Older Antipsychotic Drug Found Safer than New Treatments

September 17, 2008
Pharmaceutical Executive

Volume 0, Issue 0

A new study from the NIMH shows that next-generation treatments for schizophrenia might not be any better than older, first generation drugs-and in some cases might be worst.

A new study of children receiving antipsychotic treatments for schizophrenia has caused a stir after it was revealed that patients taking second generation antipsychotics such as olanzapine (the active ingredient in Lilly’s Zyprexa) and risperidone (Janssen-Cilag’s Risperdal) were more prone to adverse reactions than children using older treatments.

The study, funded by The National Institute of Mental Health and published online in the American Journal of Psychiatry, was conducted to see if the efficacy of the new drugs in children and adolescents was comparable to their efficacy in adults. The investigators noted that not much pediatric data was available on newer drugs, and they wanted to compare the drugs to a treatment that had a fair amount of data-such as molindone.

“At the time we started this study, there were essentially no data on children [for the drugs],” said lead investigator Linmarie Sikich, a children’s psychiatrist and assistant professor at the University of North Carolina. “We had thought that there might be advantages in atypical versus traditional agents. However, most of the existing work was suppositions from adult work.”

Children were randomized to receive a series of medications; if they didn’t respond to one medicine, their second line drug would be pre-established, so all the treatment could be double-blinded.

If children tolerated their regime at eight weeks, the treatment continued for a year to look at longer term side effects. “We really expected when we started the study that the two atypical agents-risperidone and olanzapine-would be much better tolerated and more efficacious than the molindone, though we did expect that the molindone would cause less weight gain,” Sikich said.

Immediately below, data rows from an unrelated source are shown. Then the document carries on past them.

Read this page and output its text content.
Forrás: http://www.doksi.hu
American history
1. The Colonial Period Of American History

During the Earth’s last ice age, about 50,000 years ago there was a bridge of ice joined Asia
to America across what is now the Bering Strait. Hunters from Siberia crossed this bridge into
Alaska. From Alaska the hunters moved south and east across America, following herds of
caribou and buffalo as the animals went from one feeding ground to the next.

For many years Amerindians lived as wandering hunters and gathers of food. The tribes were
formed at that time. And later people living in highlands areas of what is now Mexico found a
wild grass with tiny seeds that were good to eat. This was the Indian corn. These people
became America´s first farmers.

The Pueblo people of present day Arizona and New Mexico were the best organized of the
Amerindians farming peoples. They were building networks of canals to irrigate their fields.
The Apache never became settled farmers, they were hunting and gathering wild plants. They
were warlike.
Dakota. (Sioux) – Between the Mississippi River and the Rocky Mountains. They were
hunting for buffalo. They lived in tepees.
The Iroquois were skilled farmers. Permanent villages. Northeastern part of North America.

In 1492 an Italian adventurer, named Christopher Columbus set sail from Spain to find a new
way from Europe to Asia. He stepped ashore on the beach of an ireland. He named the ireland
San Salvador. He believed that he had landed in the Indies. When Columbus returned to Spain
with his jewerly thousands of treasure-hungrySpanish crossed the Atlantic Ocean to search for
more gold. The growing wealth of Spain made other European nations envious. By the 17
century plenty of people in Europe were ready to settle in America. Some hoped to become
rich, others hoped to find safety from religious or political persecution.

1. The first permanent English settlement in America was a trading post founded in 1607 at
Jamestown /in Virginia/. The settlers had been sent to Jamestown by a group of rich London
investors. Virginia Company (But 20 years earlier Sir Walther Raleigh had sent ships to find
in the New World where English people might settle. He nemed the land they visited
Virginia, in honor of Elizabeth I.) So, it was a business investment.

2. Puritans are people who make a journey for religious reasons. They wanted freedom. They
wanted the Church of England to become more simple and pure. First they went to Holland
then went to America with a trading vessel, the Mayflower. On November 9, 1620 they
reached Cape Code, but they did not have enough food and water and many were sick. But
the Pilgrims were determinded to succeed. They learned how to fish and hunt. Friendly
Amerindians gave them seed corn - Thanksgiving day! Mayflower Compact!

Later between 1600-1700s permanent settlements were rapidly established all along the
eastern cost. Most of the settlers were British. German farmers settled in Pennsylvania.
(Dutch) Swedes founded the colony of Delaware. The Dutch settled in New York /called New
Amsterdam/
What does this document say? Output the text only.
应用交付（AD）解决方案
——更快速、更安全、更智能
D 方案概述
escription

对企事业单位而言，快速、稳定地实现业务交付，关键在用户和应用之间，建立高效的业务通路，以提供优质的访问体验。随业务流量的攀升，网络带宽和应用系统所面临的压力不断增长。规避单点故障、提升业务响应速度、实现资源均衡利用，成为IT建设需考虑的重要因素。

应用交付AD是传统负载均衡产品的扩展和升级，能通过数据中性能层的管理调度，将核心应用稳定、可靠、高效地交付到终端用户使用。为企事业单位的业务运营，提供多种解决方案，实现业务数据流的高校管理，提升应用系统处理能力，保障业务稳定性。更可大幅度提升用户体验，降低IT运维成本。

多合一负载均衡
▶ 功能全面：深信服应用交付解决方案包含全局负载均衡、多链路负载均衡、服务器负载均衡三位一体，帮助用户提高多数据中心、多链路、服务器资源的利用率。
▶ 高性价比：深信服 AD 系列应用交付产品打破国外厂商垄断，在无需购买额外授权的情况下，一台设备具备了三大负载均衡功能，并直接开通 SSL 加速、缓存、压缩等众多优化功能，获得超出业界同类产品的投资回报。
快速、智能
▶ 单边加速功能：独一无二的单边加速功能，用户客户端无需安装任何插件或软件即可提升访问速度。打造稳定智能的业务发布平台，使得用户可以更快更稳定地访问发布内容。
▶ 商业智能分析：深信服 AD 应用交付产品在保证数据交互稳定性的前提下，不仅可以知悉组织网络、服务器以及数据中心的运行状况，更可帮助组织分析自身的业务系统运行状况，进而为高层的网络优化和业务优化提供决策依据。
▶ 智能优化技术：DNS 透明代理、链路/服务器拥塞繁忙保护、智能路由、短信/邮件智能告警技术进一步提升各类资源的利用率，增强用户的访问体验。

That was not the case, however. In the first eight weeks, there was no detectible difference in the efficacy of any of the medications, according to the report. They all reduced symptoms of hallucinations and delusions at the same speed, and worked on the same proportion of kids. The bad news is that none of the treatments worked in a large number of kids. Overall response rates at eight weeks were quite low; about 50 percent responded to molindone, 34 percent to olanzapine, and 46 percent to risperidone-though the differences may not have been significant, because a large percentage of the children had stopped taking their medications by that point.

“We weren’t surprised that olanzapine caused more weight gain-16 pounds average weight gain in the first eight weeks of the study-but we were surprised that olanzapine was associated in changes in LDL cholesterol and increases in insulin that may predispose to the development of diabetes,” Sikich said. Molindone was associated with more occurrences of restlessness.

Olanzapine seemed to come out worst in the comparison. Sikich said that it might be difficult to recommend new starts on the that treatment for children with schizophrenia. “Right now, our practice parameters say that traditional antipsychotics shouldn’t be the first line of treatment, but I think this study raises some pretty serious questions about that,” Sikich said.

Molindone has been off-patent for years, but no one has made a generic version. Lilly and Jansen donated the olanzapine and risperidone, respectively; they haven’t, however, reviewed the results or commented on the study.

Asked if she would pull her patients off any of these treatments based on this study, Sikich was hesitant. “If you switch them off a treatment, it must be done slowly,” she said. “If someone tried five other treatments, and olanzapine was the only one working, I would leave them on it, even if they had significant side effects. If it was the first or second one, and they had significant side effects, I would switch them. But you have to individualize it. There is no ‘one answer’ for everyone.”